John Gottman, one of the top marriage researchers, estimates that 69% of marital conflicts are perpetual. That means that couples will have the same disagreement over and over again. You may never solve it.
Despite that problems may never be solved, healthy marriages can still learn to manage these issues and thrive.
I like to think that there are different types of perpetual problems.
First, there are pet peeves. It seems like every couple has these types of issues.
I like a clean countertop. I don’t know why, but it irritates me when the countertop isn’t cleaned off. Michelle doesn’t see it the same way. She just doesn’t notice. So, she comes into the house and places her purse in the middle of the countertop. It drives me nuts.
I used to ask her politely if she would put her purse somewhere else. She would usually do that, but the next day, it was same thing. I then tried to tell her not very politely to move her purse. Same result.
I would watch her put something on the countertop and I’d not say anything. I would see how long it took her to move it. Sometimes, things would sit there for days and every time I saw it, I would inwardly seethe.
I have come to understand that this is my problem, not hers. Am I going to divorce Michelle over a clean countertop?
Then, I began to understand this in a deeper way. I grew up with my own bathroom and my job to keep it clean. It wasn’t all that hard to put my toothbrush and toothpaste away. I took pride in cleaning it up. Michelle grew up with four siblings and her parents sharing a bathroom. There was always stuff out. In her mind, that was normal.
We have two different perspectives. I recognized that she may not change.
I now see my job in our marriage as the countertop cleaner. It’s what I do. I no longer get upset by this. I’ve come to manage this problem by acceptance. With some issues, there is a certain amount of acceptance.
There are also deeper perpetual problems. Many of these are caused by basic personality differences or by deeper triggers from our past. Often times, these triggers are may be deeply rooted in our own insecurities.

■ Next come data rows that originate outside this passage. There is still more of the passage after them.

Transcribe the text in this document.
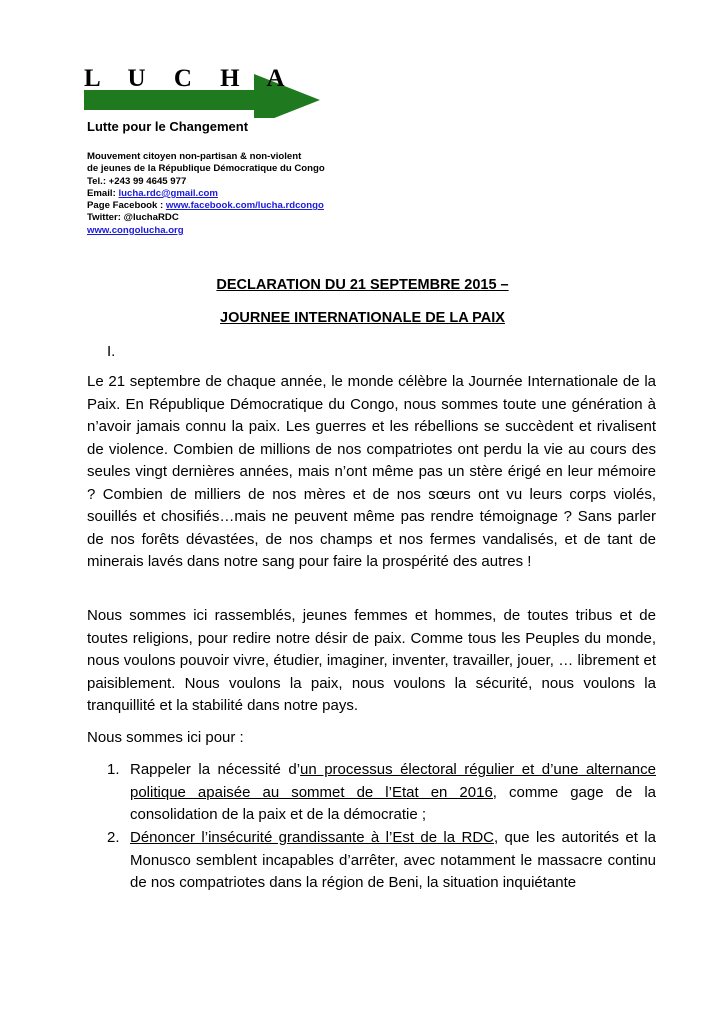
L U C H A
Lutte pour le Changement
Mouvement citoyen non-partisan & non-violent
de jeunes de la République Démocratique du Congo
Tel.: +243 99 4645 977
Email: lucha.rdc@gmail.com
Page Facebook : www.facebook.com/lucha.rdcongo
Twitter: @luchaRDC
www.congolucha.org
DECLARATION DU 21 SEPTEMBRE 2015 –
JOURNEE INTERNATIONALE DE LA PAIX
I.
Le 21 septembre de chaque année, le monde célèbre la Journée Internationale de la Paix. En République Démocratique du Congo, nous sommes toute une génération à n’avoir jamais connu la paix. Les guerres et les rébellions se succèdent et rivalisent de violence. Combien de millions de nos compatriotes ont perdu la vie au cours des seules vingt dernières années, mais n’ont même pas un stère érigé en leur mémoire ? Combien de milliers de nos mères et de nos sœurs ont vu leurs corps violés, souillés et chosifiés…mais ne peuvent même pas rendre témoignage ? Sans parler de nos forêts dévastées, de nos champs et nos fermes vandalisés, et de tant de minerais lavés dans notre sang pour faire la prospérité des autres !
Nous sommes ici rassemblés, jeunes femmes et hommes, de toutes tribus et de toutes religions, pour redire notre désir de paix. Comme tous les Peuples du monde, nous voulons pouvoir vivre, étudier, imaginer, inventer, travailler, jouer, … librement et paisiblement. Nous voulons la paix, nous voulons la sécurité, nous voulons la tranquillité et la stabilité dans notre pays.
Nous sommes ici pour :
1. Rappeler la nécessité d’un processus électoral régulier et d’une alternance politique apaisée au sommet de l’Etat en 2016, comme gage de la consolidation de la paix et de la démocratie ;
2. Dénoncer l’insécurité grandissante à l’Est de la RDC, que les autorités et la Monusco semblent incapables d’arrêter, avec notamment le massacre continu de nos compatriotes dans la région de Beni, la situation inquiétante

Characteristics of perpetual problems:
- May be caused by basic personality differences
- Often rooted in our childhood expectations
- May reflect our deeper insecurities
If there are deeper issues involved, negotiating about who cleans up the kitchen isn’t going to help. You need to help the couple recognize the deeper issue.

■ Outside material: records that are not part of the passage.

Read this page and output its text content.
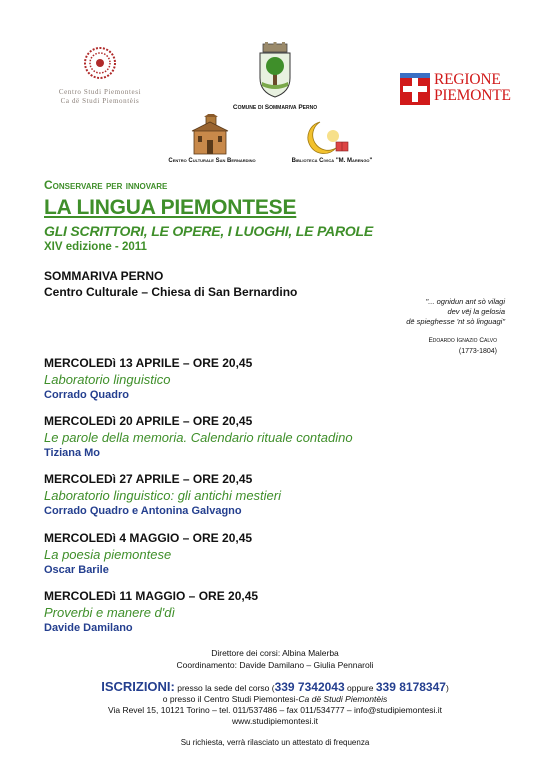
Centro Studi Piemontesi
Ca dë Studi Piemontèis
Comune di Sommariva Perno
REGIONE
PIEMONTE
Centro Culturale San Bernardino	Biblioteca Civica "M. Marengo"
Conservare per innovare
LA LINGUA PIEMONTESE
GLI SCRITTORI, LE OPERE, I LUOGHI, LE PAROLE
XIV edizione - 2011
SOMMARIVA PERNO
Centro Culturale – Chiesa di San Bernardino
"... ognidun ant sò vilagi
dev vëj la gelosia
dë spieghesse 'nt sò linguagi"
Edoardo Ignazio Calvo
(1773-1804)
MERCOLEDì 13 APRILE – ORE 20,45
Laboratorio linguistico
Corrado Quadro
MERCOLEDì 20 APRILE – ORE 20,45
Le parole della memoria. Calendario rituale contadino
Tiziana Mo
MERCOLEDì 27 APRILE – ORE 20,45
Laboratorio linguistico: gli antichi mestieri
Corrado Quadro e Antonina Galvagno
MERCOLEDì 4 MAGGIO – ORE 20,45
La poesia piemontese
Oscar Barile
MERCOLEDì 11 MAGGIO – ORE 20,45
Proverbi e manere d'dì
Davide Damilano
Direttore dei corsi: Albina Malerba
Coordinamento: Davide Damilano – Giulia Pennaroli
ISCRIZIONI: presso la sede del corso (339 7342043 oppure 339 8178347)
o presso il Centro Studi Piemontesi-Ca dë Studi Piemontèis
Via Revel 15, 10121 Torino – tel. 011/537486 – fax 011/534777 – info@studipiemontesi.it
www.studipiemontesi.it
Su richiesta, verrà rilasciato un attestato di frequenza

When we talk with couples and they seem stuck, we talk to them about solvable versus perpetual problems. It helps couples to know that they won’t be able to solve all of their problems. Happy couples learn to manage them.
Sometimes it comes down to the serenity prayer:
“God, grant me the serenity to accept the things I cannot change,
Courage to change the things I can,
And the Wisdom to know the difference.”